0
votes

I am working on copying huge amount of data (100 million plus entries) from a dynamo DB table to Redshift and I need to filter the data based on some criteria.I have evaluated couple of ways of achieving this task :

  1. Using Redshift COPY Command : http://docs.aws.amazon.com/amazondynamodb/latest/developerguide/RedshiftforDynamoDB.html (http://docs.aws.amazon.com/redshift/latest/dg/t_Loading-data-from-dynamodb.html). Cons of this approach : COPY Command would affect the throughput of the source dynamo db table and it is not recommended to be used for production DDB tables. (The read ratio regulates the percentage of provisioned throughput of the source dynamo db table that is consumed. it is recommended to set this ratio to a value less than average unused provisioned throughput of the source table.)
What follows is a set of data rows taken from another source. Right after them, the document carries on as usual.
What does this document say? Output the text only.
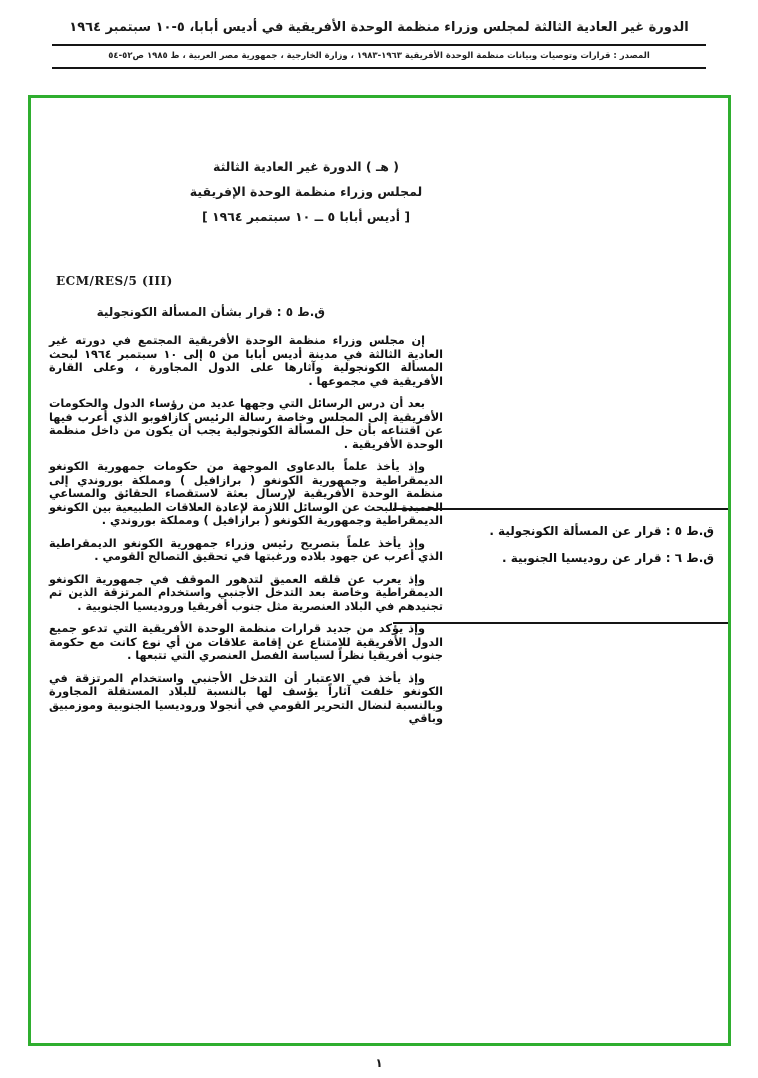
الدورة غير العادية الثالثة لمجلس وزراء منظمة الوحدة الأفريقية في أديس أبابا، ٥-١٠ سبتمبر ١٩٦٤
المصدر : قرارات وتوصيات وبيانات منظمة الوحدة الأفريقية ١٩٦٣-١٩٨٣ ، وزارة الخارجية ، جمهورية مصر العربية ، ط ١٩٨٥ ص٥٢-٥٤
( هـ ) الدورة غير العادية الثالثة
لمجلس وزراء منظمة الوحدة الإفريقية
[ أديس أبابا ٥ ــ ١٠ سبتمبر ١٩٦٤ ]
ECM/RES/5 (III)
ق.ط ٥ : قرار بشأن المسألة الكونجولية

إن مجلس وزراء منظمة الوحدة الأفريقية المجتمع في دورته غير العادية الثالثة في مدينة أديس أبابا من ٥ إلى ١٠ سبتمبر ١٩٦٤ لبحث المسألة الكونجولية وآثارها على الدول المجاورة ، وعلى القارة الأفريقية في مجموعها .

بعد أن درس الرسائل التي وجهها عديد من رؤساء الدول والحكومات الأفريقية إلى المجلس وخاصة رسالة الرئيس كازافوبو الذي أعرب فيها عن اقتناعه بأن حل المسألة الكونجولية يجب أن يكون من داخل منظمة الوحدة الأفريقية .

وإذ يأخذ علماً بالدعاوى الموجهة من حكومات جمهورية الكونغو الديمقراطية وجمهورية الكونغو ( برازافيل ) ومملكة بوروندي إلى منظمة الوحدة الأفريقية لإرسال بعثة لاستقصاء الحقائق والمساعي الحميدة للبحث عن الوسائل اللازمة لإعادة العلاقات الطبيعية بين الكونغو الديمقراطية وجمهورية الكونغو ( برازافيل ) ومملكة بوروندي .

وإذ يأخذ علماً بتصريح رئيس وزراء جمهورية الكونغو الديمقراطية الذي أعرب عن جهود بلاده ورغبتها في تحقيق التصالح القومي .

وإذ يعرب عن قلقه العميق لتدهور الموقف في جمهورية الكونغو الديمقراطية وخاصة بعد التدخل الأجنبي واستخدام المرتزقة الذين تم تجنيدهم في البلاد العنصرية مثل جنوب أفريقيا وروديسيا الجنوبية .

وإذ يؤكد من جديد قرارات منظمة الوحدة الأفريقية التي تدعو جميع الدول الأفريقية للامتناع عن إقامة علاقات من أي نوع كانت مع حكومة جنوب أفريقيا نظراً لسياسة الفصل العنصري التي تتبعها .

وإذ يأخذ في الاعتبار أن التدخل الأجنبي واستخدام المرتزقة في الكونغو خلفت آثاراً يؤسف لها بالنسبة للبلاد المستقلة المجاورة وبالنسبة لنضال التحرير القومي في أنجولا وروديسيا الجنوبية وموزمبيق وباقي

ق.ط ٥ : قرار عن المسألة الكونجولية .
ق.ط ٦ : قرار عن روديسيا الجنوبية .
١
  2. Using AWS Datapipeline : Use RedshiftCopyActivity only :(http://docs.aws.amazon.com/datapipeline/latest/DeveloperGuide/dp-object-redshiftcopyactivity.html) to copy data directly from dynamo db to redshift and then run query on redshift to filter based on criteria.

I couldn't find any information on whether the throughput of the source dynamo db table would be affected while using RedshiftCopyActivity as well. Could someone please provide any information on the same ?

Also, would copying data to S3 from dynamoDB and then copying to Redshift from S3 be more beneficial than directly copying from dynamo DB to Redshift ?

1

1 Answers

0
votes

Try to minimize touching Dynamo. Generally I'd say it's a bad idea to use it for anything else than a key-value store. Any logic should happen in Redshift.